Karl Nehammer hat es geschafft dass die Rechten sich gleichzeitig
a) als Märtyrer stilisieren können, denen man das Demonstrieren verbietet und
b) als Helden, die sich die Straße zurück erobern.
Eine wirklich starke Leistung.
Damit beweist er einmal mehr seine Qualifikation als vollwertiges Mitglied dieser Bundesregierung.
Und die ÖVP generell so:
Sie fordert den Rücktritt ihres ehemaligen Partners.
Mahrer: „‚Brandstifter‘ Kickl ist verantwortlich für die Ausschreitungen gegenüber Einsatzkräften und Passanten!“
Kurz nach Corona-Demos: "Das ist inakzeptabel, das widert mich an"

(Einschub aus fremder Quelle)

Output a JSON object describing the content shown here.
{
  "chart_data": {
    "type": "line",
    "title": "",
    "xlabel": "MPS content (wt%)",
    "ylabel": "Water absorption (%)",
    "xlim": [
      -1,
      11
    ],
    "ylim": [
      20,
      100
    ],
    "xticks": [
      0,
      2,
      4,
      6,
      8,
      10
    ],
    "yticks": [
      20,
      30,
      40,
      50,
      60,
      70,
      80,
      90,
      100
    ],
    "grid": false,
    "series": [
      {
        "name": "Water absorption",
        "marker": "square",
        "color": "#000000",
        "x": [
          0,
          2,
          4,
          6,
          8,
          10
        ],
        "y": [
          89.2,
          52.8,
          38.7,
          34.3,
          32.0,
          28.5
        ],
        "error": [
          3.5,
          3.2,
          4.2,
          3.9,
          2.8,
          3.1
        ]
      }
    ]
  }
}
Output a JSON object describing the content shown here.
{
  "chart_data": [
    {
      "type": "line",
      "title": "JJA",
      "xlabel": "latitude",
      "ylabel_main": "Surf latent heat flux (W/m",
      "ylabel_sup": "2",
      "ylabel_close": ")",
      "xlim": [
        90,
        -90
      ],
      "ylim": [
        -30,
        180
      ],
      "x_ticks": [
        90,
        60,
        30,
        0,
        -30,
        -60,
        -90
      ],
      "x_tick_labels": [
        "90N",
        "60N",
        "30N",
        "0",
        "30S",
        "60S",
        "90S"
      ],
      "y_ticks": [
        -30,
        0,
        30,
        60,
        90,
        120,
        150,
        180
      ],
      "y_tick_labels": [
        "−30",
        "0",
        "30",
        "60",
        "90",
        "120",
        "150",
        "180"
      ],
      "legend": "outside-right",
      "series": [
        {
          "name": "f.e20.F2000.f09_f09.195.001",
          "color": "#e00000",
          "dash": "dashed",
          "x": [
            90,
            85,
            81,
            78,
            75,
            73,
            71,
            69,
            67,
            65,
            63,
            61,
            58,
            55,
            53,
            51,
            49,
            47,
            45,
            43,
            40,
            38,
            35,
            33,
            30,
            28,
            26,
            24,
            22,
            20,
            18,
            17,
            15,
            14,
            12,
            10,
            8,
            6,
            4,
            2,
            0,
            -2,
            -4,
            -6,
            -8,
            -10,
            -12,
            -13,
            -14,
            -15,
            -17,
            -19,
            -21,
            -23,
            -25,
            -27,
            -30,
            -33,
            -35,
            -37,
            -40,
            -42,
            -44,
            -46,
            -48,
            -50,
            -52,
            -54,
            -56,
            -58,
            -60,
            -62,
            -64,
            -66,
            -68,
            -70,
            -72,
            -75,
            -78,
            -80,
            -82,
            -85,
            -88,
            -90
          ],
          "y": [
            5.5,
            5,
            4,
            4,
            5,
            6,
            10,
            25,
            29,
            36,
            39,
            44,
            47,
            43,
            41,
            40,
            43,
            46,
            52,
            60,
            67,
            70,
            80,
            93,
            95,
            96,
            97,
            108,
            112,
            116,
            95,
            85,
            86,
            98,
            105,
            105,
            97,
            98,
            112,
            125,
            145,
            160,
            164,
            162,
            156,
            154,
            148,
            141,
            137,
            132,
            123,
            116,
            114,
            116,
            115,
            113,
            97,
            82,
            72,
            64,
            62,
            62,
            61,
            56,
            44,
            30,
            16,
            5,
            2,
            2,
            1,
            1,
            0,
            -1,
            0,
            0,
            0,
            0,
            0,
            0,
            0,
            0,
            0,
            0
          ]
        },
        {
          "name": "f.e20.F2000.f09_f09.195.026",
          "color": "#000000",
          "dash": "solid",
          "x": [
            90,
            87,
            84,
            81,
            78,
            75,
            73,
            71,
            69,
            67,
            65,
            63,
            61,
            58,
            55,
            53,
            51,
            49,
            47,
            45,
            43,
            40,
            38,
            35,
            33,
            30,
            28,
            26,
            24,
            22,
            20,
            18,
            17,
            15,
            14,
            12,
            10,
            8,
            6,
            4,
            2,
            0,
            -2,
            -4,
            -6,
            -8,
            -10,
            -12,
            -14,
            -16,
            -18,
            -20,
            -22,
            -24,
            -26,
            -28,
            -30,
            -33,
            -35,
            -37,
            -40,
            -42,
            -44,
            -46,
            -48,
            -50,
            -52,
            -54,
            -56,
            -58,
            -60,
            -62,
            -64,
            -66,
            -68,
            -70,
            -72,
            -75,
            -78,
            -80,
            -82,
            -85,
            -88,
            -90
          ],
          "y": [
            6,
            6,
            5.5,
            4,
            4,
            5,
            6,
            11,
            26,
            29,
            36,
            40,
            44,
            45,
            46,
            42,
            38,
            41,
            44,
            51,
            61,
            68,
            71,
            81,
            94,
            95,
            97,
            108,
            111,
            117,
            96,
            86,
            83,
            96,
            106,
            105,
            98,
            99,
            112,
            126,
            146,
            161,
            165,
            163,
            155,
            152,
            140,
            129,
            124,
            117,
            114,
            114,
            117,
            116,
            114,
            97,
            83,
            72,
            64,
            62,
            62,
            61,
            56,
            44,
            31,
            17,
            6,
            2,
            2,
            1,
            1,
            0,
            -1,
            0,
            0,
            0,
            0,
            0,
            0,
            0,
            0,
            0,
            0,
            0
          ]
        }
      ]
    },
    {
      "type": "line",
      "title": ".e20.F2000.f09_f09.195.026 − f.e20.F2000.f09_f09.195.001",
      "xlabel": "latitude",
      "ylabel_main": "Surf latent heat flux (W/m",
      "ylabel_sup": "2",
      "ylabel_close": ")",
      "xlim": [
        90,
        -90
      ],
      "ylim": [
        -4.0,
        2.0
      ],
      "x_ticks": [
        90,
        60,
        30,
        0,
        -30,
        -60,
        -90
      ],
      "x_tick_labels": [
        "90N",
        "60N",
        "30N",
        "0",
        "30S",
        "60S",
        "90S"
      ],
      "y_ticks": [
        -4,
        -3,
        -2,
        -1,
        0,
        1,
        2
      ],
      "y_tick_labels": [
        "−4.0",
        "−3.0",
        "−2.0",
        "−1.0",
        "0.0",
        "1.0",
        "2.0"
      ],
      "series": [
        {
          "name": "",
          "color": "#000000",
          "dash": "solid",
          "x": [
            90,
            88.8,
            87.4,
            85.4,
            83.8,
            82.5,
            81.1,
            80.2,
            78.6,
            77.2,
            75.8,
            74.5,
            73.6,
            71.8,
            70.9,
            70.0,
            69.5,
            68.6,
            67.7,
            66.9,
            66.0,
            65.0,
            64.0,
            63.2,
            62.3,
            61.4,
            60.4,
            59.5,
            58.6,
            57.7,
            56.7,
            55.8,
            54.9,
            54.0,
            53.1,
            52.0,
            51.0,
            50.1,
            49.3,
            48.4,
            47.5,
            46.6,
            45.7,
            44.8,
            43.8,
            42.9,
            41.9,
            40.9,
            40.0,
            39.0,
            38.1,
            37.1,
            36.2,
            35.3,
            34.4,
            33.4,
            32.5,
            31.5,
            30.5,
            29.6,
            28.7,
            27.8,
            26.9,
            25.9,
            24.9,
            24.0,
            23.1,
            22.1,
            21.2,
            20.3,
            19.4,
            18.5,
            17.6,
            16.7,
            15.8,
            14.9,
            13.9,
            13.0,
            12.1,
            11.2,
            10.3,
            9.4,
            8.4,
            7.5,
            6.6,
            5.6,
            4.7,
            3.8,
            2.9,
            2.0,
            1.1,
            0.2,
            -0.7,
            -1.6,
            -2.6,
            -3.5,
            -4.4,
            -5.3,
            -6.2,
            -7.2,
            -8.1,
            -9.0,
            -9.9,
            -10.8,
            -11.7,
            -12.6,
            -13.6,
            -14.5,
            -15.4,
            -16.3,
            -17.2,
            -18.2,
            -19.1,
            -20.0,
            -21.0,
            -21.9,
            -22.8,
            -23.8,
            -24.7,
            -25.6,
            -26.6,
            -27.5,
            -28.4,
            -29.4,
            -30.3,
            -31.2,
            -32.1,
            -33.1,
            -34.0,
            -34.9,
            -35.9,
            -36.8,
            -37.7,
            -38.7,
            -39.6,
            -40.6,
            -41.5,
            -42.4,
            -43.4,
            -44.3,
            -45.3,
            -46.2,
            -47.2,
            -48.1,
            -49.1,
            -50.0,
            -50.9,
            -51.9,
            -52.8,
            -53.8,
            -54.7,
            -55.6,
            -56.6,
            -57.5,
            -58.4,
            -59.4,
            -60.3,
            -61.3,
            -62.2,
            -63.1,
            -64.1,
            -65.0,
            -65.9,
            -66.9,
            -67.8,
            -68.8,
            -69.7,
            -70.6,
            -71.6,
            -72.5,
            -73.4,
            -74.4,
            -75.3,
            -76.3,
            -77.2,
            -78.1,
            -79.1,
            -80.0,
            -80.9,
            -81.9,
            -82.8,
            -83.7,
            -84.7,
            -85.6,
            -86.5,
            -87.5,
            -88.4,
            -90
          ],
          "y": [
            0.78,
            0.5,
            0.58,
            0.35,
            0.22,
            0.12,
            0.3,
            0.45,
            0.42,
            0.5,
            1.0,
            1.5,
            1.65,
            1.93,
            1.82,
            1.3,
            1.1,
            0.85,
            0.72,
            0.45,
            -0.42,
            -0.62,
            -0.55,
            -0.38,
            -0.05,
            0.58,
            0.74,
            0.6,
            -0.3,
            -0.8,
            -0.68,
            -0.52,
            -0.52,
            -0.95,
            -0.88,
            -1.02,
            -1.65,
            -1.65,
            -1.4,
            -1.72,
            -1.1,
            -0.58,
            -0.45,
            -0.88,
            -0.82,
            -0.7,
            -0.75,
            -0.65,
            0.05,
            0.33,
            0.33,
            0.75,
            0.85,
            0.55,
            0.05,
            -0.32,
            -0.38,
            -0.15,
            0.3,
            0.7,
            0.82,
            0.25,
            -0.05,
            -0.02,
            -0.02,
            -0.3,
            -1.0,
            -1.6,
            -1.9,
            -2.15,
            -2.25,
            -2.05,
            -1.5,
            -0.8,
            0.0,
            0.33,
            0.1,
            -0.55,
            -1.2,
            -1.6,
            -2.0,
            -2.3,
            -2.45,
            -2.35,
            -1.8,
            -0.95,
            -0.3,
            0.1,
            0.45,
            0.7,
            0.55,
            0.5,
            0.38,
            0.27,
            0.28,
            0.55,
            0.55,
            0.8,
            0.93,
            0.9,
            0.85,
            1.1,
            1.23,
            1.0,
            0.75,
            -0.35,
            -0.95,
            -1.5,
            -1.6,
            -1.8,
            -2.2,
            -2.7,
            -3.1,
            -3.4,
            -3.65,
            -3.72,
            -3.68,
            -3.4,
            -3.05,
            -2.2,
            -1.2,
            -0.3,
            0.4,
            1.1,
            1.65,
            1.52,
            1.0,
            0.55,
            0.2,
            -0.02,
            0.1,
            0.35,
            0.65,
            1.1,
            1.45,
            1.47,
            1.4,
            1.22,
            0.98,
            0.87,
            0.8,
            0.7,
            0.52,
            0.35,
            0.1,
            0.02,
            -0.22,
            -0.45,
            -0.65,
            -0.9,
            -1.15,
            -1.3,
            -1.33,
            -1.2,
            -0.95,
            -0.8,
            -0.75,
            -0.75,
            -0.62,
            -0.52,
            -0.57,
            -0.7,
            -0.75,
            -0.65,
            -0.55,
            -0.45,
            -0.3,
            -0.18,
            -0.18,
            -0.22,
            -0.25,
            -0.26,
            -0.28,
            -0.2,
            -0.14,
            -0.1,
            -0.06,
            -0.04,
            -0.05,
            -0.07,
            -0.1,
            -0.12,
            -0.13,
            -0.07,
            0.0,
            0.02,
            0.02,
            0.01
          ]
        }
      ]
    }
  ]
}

Was wir aber keinesfalls vergessen sollten:
Genau diese ÖVP hat jenen Herbert Kickl zum Innenminister gemacht.
Und noch im Jänner 2019 titelt die Kronen Zeitung:
ÖVP-Lob für Kickl
Staatssekretärin Edtstadler verteidigt Innenminister Kickl. Grundsätzlich schätze sie ihn, „weil er zuhört und reflektiert“.
Epilog
Ja, da waren also nicht nur Rechtsextreme und Covidioten auf den Demos. Ich gehe auch d´accor, dass es berechtigte Sorgen und Unmut von vielen Menschen über diverse Massnahmen und Zustände in dieser Republik gibt und dass das Verlangen, dies auch öffentlich kund zu tun, vorhanden ist. Diese Menschen und ihre Sorgen werden nun von den Rechten vereinnahmt.
Trotzdem geht die Verantwortung jedes Einzelnen soweit, dass er/sie für sein Handeln Verantwortung übernimmt und das beinhaltet, dass man keinesfalls gemeinsame Sache mit Rechtsextremen macht. Das ist eine rote Linie, die nicht überschritten werden darf.